Mariana Mazucato in her analysis of “the entrepreneurial state” suggests it is “less important to talk about partnerships and ecosystems and more important to talk about the ‘type of’ ecosystems” and the actors involved because ecosystems in which public and private sector organisations operate can be “parasitic” or “symbiotic” (Mazzucato 2015b), or more prosaically, the why as well as the how of innovation ecosystem relationships (MIT 2017). Similarly, Duncan Green recognises that without “counterveiling forces” like the government, we can have an ‘evolution’ that favours “survival of the fattest, rather than the fittest” (Green and Oxfam GB. 2016b)
What is missed when we celebrate open innovation is a connection between the “democratic impulse” of these technologists and that of “participatory planners who have been working with communities for three or four decades”, thinking hard about “democratic procedures” and about “representation” (Karvonen and Heur 2013).
What is lost in techno-optimism and the reverence for design tools as a solution is perhaps Anna Tsing’s more humble and fruitful notion of design as “the artful staging of an issue”.
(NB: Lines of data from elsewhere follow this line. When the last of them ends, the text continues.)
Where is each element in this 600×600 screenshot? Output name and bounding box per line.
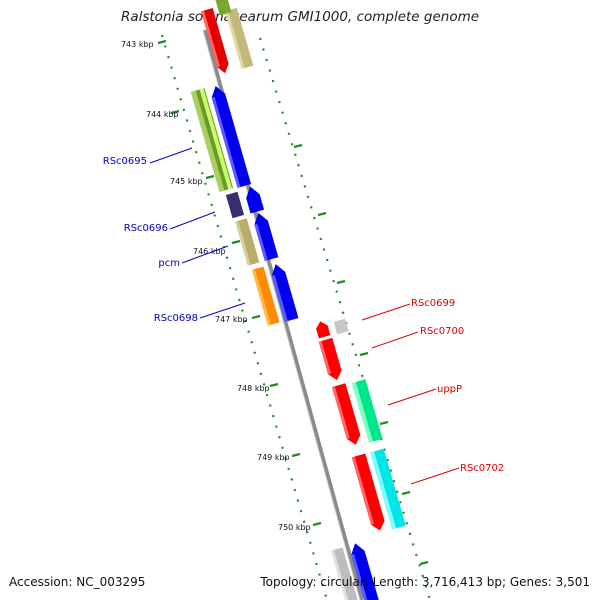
- tick-marks: [157, 39, 429, 566]
- gene-bottom-gray[interactable]: [331, 547, 360, 600]
- tick-mark-743: [157, 39, 167, 45]
- gene-rsc0700[interactable]: [318, 337, 344, 382]
- leader-line-pcm: [181, 245, 229, 264]
- genome-info-label: Topology: circular; Length: 3,716,413 bp…: [260, 575, 590, 589]
- gene-pcm[interactable]: [235, 218, 260, 266]
- tick-mark-747: [251, 314, 261, 320]
- right-tick-mark: [379, 420, 389, 426]
- gene-blue-2[interactable]: [243, 185, 265, 214]
- tick-label-750: 750 kbp: [278, 523, 311, 532]
- gene-rsc0696[interactable]: [225, 191, 245, 219]
- gene-label-rsc0702[interactable]: RSc0702: [460, 463, 504, 474]
- right-tick-mark: [401, 490, 411, 496]
- tick-mark-749: [291, 452, 301, 458]
- gene-blue-1[interactable]: [209, 84, 252, 188]
- right-tick-mark: [293, 143, 303, 149]
- gene-red-uppp[interactable]: [332, 383, 363, 446]
- tick-label-745: 745 kbp: [170, 177, 203, 186]
- left-leader-lines: [149, 147, 246, 319]
- right-tick-mark: [419, 560, 429, 566]
- tick-mark-745: [205, 174, 215, 180]
- tick-mark-746: [231, 239, 241, 245]
- gene-rsc0699[interactable]: [333, 318, 349, 335]
- gene-blue-3[interactable]: [252, 211, 279, 261]
- leader-line-rsc0700: [371, 331, 419, 349]
- gene-rsc0695[interactable]: [190, 88, 234, 192]
- right-tick-mark: [336, 279, 346, 285]
- gene-rsc0698[interactable]: [251, 266, 280, 326]
- accession-label: Accession: NC_003295: [9, 575, 146, 589]
- leader-line-rsc0702: [410, 467, 460, 485]
- tick-mark-748: [269, 382, 279, 388]
- tick-mark-750: [312, 521, 322, 527]
- gene-top-olive[interactable]: [225, 7, 254, 69]
- gene-label-rsc0700[interactable]: RSc0700: [420, 326, 464, 337]
- gene-rsc0702[interactable]: [370, 448, 406, 530]
- tick-label-747: 747 kbp: [215, 315, 248, 324]
- gene-top-green[interactable]: [215, 0, 232, 16]
- gene-red-small[interactable]: [314, 320, 331, 339]
- leader-line-rsc0698: [199, 302, 246, 319]
- right-tick-mark: [359, 351, 369, 357]
- gene-label-rsc0696[interactable]: RSc0696: [124, 223, 168, 234]
- tick-label-743: 743 kbp: [121, 40, 154, 49]
- gene-label-rsc0695[interactable]: RSc0695: [103, 156, 147, 167]
- leader-line-uppp: [387, 388, 437, 406]
- gene-label-rsc0698[interactable]: RSc0698: [154, 313, 198, 324]
- gene-label-pcm[interactable]: pcm: [158, 258, 180, 269]
- leader-line-rsc0696: [169, 211, 216, 230]
- gene-top-red[interactable]: [201, 8, 231, 75]
- gene-bottom-blue[interactable]: [348, 541, 382, 600]
- gene-label-rsc0699[interactable]: RSc0699: [411, 298, 455, 309]
- leader-line-rsc0699: [361, 303, 411, 321]
- tick-label-746: 746 kbp: [193, 247, 226, 256]
- leader-line-rsc0695: [149, 147, 193, 164]
- tick-label-748: 748 kbp: [237, 384, 270, 393]
- tick-label-749: 749 kbp: [257, 453, 290, 462]
- gene-label-uppp[interactable]: uppP: [437, 384, 462, 395]
- tick-mark-744: [170, 109, 180, 115]
- right-leader-lines: [361, 303, 460, 485]
- gene-blue-4[interactable]: [269, 262, 299, 322]
- gene-red-rsc0702[interactable]: [351, 453, 387, 533]
- right-tick-mark: [317, 211, 327, 217]
- tick-label-744: 744 kbp: [146, 110, 179, 119]
- gene-uppp[interactable]: [352, 379, 383, 443]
What is lost with a focus on pragmatic action and problem-solving is the reflex to ask questions like those posed by Jenny Pearce twenty years ago when she asked NGOs to think about what and who the work is for; or the anthropologist Liisa Malkii who explores the humanitarian “need to help” (Malkii 2015); or Audre Lorde who recognises the overlaps of excitement and power and what life becomes when work is full of “sensation without feeling” (Lorde 1978); or those who see a language that allows us to “misunderstand or put off the need for long-lasting systemic and structural change” (Vega 2015).
Indeed, some thinkers see this “ideology of pragmatism” as “NGOization” or ways of thinking that “compartmentalize the world into ‘issues,’ and ‘projects’ and undermine and contain critical thinking” (Choudry 2012).
What can get overlooked in dismissing the simplistic linear constraints of a narrative arc, is that humanitarian organisations often remain powerful and simplistic narrators, following a formula and deciding what to include and exclude.
Systems thinking is perhaps just “enabling us to become more aware of the stories that we tell ourselves” (Stroh 2015). For example, the history of humanitarianism can be sketched as a history of organisations but this can miss important stories of people, politics and motivations and can disempower “recipients” or neglect national, colonial or imperial dimensions. It can be told as if aid is a function of political economy but this can present action as unhelpful, inefficient or harmful and neglect actual urgent need. It can be told in terms of global governance but this can miss humanitarian criticism of imperial rule (Paulman2013)…
Why does this matter?
Sharing a human imperative to “get on with things” is not malign but scepticism is easy when the story of humanitarian innovation reads as:
ahistorical ignoring previous waves of institutional reform or previous participation revolutions,
apolitical ignoring political and societal factors that are making the humanitarian sector big and unwieldy in the first place, or
self-regarding ignoring how change - other than innovation - really happens or any problems with a techno-centric view that sees innovation processes as neutral or “objective”, “scientific” or “evolutionary” rather than a social and political process where power dynamics are grinding in the background and in which certain people have agency and power.
To be sure, “a better understanding of the past will help ensure a humanitarian system that is more self-aware, clearer about its identity and better prepared for engagement with the world in which it operates” (Davey et al. 2013).
This requires us to engage with our sometimes disproportionate power as the narrators of change and tendency to repeatedly assume “history starts now” or “history started when we got here”.